You are experiencing GC thrashing during that problematic time interval. The reason is simple: you are using all that memory during that time. If you look at a minor collection right before the CMS begins, you see that after the collection finishes, there is close to 1.5G of occupied space, which is roughly the size of your old gen. So it's full. If you check that same value after each of your CMS collections finish, you see similar values. It means that your CMS collections are not recovering any memory. Since the CMS collector is configured to begin when occupancy reaches 92%, you begin a new CMS immediately after completing the last one because you are never getting the occupancy below 92%. That the definition of thrashing.
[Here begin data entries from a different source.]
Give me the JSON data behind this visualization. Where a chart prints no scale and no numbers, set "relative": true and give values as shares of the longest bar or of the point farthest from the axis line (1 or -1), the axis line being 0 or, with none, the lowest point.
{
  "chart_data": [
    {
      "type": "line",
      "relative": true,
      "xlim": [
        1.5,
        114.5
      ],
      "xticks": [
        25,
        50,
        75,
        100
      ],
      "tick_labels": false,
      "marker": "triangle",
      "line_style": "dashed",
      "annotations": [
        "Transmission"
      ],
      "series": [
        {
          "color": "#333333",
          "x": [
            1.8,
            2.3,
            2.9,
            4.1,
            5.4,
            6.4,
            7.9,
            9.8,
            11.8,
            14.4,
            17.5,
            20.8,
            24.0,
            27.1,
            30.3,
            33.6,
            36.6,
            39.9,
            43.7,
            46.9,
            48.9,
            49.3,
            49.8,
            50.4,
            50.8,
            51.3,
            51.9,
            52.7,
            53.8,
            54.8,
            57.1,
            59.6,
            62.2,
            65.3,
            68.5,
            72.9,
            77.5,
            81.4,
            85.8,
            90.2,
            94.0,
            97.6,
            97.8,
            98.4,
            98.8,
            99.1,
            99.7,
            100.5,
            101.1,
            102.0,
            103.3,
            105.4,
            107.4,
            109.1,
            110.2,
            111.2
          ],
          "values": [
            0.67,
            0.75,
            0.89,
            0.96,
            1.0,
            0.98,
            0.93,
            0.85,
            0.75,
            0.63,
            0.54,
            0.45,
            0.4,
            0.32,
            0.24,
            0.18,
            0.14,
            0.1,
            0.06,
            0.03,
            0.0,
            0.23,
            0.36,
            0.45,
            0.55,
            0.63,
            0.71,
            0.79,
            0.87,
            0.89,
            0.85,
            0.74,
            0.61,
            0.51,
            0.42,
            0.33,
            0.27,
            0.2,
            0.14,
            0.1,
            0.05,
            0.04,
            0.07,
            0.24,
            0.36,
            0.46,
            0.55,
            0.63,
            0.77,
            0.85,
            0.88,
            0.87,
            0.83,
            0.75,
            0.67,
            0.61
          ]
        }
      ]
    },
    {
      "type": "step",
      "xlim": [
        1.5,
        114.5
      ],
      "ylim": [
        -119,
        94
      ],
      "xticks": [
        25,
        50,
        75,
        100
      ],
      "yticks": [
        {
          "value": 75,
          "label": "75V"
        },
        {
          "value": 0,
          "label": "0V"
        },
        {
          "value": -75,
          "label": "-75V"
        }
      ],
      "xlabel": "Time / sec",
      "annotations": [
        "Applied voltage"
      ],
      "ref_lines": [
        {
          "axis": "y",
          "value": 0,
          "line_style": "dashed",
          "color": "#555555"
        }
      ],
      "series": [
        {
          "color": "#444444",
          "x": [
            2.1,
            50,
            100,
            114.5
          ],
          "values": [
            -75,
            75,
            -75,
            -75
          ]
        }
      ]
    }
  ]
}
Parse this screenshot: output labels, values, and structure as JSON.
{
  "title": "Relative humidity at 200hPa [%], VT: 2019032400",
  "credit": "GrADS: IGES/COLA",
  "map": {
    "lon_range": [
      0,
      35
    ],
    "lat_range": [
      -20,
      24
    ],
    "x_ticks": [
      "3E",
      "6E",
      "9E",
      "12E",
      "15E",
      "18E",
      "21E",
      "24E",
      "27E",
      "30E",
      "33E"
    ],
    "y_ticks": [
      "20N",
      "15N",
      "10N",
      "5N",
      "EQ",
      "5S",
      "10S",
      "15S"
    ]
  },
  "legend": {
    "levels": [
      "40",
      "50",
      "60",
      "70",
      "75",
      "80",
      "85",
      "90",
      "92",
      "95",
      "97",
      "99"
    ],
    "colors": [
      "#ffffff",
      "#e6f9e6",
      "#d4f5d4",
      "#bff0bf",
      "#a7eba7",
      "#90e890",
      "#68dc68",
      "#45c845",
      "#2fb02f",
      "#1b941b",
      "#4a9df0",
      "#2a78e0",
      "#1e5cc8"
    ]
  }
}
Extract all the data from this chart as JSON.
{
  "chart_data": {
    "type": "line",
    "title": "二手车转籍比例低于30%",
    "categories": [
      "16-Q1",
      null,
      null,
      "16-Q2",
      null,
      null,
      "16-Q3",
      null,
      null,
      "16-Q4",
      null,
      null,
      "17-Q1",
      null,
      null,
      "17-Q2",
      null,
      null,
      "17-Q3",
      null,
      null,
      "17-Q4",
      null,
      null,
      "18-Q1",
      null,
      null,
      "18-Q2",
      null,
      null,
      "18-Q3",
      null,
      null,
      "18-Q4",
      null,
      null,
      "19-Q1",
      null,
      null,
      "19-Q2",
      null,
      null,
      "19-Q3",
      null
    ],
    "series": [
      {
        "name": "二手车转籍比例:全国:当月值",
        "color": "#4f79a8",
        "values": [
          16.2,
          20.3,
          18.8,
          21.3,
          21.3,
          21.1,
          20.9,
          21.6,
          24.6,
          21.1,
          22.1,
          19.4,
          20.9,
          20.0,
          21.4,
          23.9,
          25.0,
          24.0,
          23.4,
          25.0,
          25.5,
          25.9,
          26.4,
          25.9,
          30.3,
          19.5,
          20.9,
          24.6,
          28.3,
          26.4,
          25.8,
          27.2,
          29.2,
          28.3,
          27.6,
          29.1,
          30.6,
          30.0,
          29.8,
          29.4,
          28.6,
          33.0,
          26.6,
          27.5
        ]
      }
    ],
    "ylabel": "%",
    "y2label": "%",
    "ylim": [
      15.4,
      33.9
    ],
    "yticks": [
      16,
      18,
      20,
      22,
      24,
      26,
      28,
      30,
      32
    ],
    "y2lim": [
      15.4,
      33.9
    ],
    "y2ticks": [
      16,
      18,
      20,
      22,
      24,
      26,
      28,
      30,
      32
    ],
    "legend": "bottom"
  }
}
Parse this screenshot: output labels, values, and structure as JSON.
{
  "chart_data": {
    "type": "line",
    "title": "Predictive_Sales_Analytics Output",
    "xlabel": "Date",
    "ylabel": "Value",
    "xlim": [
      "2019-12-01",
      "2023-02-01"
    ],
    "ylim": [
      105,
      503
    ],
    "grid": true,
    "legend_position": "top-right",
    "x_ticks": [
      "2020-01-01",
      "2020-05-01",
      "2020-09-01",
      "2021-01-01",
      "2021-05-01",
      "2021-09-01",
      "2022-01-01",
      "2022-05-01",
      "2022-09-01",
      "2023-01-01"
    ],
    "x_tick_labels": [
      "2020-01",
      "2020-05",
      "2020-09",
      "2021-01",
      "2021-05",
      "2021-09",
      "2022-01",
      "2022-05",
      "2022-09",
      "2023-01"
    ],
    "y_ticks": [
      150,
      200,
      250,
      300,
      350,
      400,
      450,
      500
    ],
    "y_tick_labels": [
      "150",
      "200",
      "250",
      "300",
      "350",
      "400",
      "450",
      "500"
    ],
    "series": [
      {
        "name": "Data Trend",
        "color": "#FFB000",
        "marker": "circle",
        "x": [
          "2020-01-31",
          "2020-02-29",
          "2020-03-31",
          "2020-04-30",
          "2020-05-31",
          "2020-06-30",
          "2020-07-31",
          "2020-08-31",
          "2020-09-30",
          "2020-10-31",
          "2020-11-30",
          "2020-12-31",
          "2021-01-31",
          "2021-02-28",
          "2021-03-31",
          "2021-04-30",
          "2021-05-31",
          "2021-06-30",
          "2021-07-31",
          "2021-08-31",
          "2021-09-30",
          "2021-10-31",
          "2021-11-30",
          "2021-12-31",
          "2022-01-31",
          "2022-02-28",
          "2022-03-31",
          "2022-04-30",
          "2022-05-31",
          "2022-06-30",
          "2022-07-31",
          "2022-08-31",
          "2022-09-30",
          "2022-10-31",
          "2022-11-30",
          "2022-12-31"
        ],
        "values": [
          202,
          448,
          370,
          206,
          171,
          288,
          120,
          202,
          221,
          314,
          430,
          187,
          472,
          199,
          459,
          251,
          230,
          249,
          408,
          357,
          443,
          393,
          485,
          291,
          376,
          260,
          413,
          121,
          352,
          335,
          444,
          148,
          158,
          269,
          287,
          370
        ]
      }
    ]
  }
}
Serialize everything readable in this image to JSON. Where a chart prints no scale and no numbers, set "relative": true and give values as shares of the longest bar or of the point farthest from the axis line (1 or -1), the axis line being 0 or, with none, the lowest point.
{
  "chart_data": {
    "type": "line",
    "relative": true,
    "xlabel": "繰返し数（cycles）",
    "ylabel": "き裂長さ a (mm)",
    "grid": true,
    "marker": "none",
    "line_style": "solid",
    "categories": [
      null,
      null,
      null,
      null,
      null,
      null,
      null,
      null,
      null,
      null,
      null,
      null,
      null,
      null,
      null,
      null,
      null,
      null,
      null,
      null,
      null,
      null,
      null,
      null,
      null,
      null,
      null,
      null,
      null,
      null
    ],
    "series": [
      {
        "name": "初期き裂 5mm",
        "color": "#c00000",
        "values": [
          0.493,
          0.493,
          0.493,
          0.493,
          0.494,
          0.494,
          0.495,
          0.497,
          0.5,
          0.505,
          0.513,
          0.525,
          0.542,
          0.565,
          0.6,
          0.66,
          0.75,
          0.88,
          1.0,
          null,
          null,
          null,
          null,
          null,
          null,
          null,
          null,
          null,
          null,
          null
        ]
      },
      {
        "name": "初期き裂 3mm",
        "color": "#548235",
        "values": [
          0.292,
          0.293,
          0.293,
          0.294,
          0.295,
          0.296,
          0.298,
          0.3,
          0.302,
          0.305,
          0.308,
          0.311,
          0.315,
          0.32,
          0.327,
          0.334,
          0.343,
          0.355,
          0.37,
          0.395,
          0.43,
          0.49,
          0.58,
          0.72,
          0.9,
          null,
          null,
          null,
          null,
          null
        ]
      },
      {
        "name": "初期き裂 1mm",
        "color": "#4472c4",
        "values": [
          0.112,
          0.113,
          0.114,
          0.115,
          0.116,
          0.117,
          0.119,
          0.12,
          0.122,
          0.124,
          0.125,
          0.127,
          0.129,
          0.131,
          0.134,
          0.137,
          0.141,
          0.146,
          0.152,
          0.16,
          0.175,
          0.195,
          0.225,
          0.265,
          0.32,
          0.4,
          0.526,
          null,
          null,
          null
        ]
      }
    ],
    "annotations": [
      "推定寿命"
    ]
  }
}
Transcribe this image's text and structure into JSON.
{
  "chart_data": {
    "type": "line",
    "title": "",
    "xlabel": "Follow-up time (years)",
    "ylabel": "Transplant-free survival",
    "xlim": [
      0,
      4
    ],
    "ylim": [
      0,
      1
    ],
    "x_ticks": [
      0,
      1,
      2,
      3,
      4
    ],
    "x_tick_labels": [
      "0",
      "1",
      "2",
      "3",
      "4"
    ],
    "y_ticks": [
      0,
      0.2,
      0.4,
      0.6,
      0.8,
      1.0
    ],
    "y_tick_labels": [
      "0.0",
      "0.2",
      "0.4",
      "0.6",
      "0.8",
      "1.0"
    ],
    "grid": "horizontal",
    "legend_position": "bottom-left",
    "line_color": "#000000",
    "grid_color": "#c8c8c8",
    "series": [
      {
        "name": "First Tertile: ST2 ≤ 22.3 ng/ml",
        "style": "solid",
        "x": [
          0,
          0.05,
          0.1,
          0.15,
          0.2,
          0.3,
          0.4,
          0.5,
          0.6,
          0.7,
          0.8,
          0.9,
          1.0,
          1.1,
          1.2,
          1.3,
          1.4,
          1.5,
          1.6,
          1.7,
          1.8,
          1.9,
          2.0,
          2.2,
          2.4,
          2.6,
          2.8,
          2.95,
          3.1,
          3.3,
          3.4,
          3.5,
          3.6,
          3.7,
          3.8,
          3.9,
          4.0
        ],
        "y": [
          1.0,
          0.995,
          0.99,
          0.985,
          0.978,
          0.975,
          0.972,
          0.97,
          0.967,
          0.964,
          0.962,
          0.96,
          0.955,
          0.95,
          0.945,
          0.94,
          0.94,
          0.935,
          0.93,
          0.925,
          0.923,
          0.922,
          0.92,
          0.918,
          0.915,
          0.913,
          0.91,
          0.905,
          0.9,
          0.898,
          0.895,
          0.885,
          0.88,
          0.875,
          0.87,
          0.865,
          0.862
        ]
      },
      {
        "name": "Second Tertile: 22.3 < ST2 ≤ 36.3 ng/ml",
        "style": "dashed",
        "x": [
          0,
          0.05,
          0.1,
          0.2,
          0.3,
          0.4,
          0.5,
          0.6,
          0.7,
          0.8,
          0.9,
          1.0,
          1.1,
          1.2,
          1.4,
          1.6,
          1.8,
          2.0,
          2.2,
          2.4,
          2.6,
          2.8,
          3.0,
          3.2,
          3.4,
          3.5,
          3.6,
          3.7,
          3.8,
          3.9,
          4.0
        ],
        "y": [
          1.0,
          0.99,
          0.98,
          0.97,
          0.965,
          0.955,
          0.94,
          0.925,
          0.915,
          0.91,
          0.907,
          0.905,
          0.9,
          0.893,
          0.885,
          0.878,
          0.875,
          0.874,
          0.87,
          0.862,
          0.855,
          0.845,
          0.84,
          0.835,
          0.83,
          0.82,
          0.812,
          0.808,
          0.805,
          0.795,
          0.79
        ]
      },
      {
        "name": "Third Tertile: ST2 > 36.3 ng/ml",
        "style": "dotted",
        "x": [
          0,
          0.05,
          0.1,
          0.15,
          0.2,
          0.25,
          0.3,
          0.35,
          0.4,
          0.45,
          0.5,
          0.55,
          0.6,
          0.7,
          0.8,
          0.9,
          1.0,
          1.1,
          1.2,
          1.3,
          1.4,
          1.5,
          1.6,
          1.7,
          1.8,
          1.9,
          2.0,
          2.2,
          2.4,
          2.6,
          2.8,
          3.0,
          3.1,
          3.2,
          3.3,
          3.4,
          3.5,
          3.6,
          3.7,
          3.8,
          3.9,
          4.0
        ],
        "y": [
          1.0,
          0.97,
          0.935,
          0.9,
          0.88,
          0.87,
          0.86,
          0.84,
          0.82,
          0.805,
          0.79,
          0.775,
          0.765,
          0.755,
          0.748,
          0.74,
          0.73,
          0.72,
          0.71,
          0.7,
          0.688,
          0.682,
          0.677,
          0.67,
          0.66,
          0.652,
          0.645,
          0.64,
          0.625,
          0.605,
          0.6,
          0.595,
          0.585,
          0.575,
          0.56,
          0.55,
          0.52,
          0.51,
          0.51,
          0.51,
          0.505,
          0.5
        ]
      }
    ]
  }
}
2011-06-30T06:16:23.468+0900: 145714.204: [GC 145714.204: [ParNew: 455108K->38442K(471872K), 0.0356610 secs] 1900242K->1498930K(2044736K), 0.0357770 secs] [Times: user=0.13 sys=0.00, real=0.04 secs]
// CMS happens, but no memory is recovered, old gen still at ~1.5G
2011-06-30T06:16:40.537+0900: 145731.273: [GC 145731.273: [ParNew: 457898K->45230K(471872K), 0.0274660 secs] 1896984K->1484315K(2044736K), 0.0275880 secs] [Times: user=0.11 sys=0.00, real=0.03 secs]

The question becomes: why are you using all that memory in the middle of the night when your traffic is at it's lowest level? First, traffic itself generates short-lived, request-scoped objects and will rarely cause a problem like this (unless there is a memory leak). It's possible that you have some sort of background process that happens at that time, perhaps some sort of bulk cache refresh or something.

What can you do? You don't have the headroom to handle whatever is happening at that time. If you find a background process that is building huge data structures in memory, considering building those data structures incrementally to relieve strain on memory usage. To resolve the mystery, just take a heap dump during the thrashing period. It should be obvious what type of object is consuming all that memory. It will probably be a HashMap or something.

You can even set this option on the JVM to get automatic heap dumps whenever the JVM throws an Out-of-Memory error: -XX:+HeapDumpOnOutOfMemoryError. Often, GC thrashing is accompanied by OOM errors because the JVM will not thrash forever if it thinks it is spending too much time on GC and not getting much in return. Your case looks like you could be getting an OOM error, which would kill the running thread, which might eliminate the offender and free up all that memory. That could be the reason you return to normal behavior after a period of thrashing. The next time it happens, you will have a heap dump waiting for you in the morning.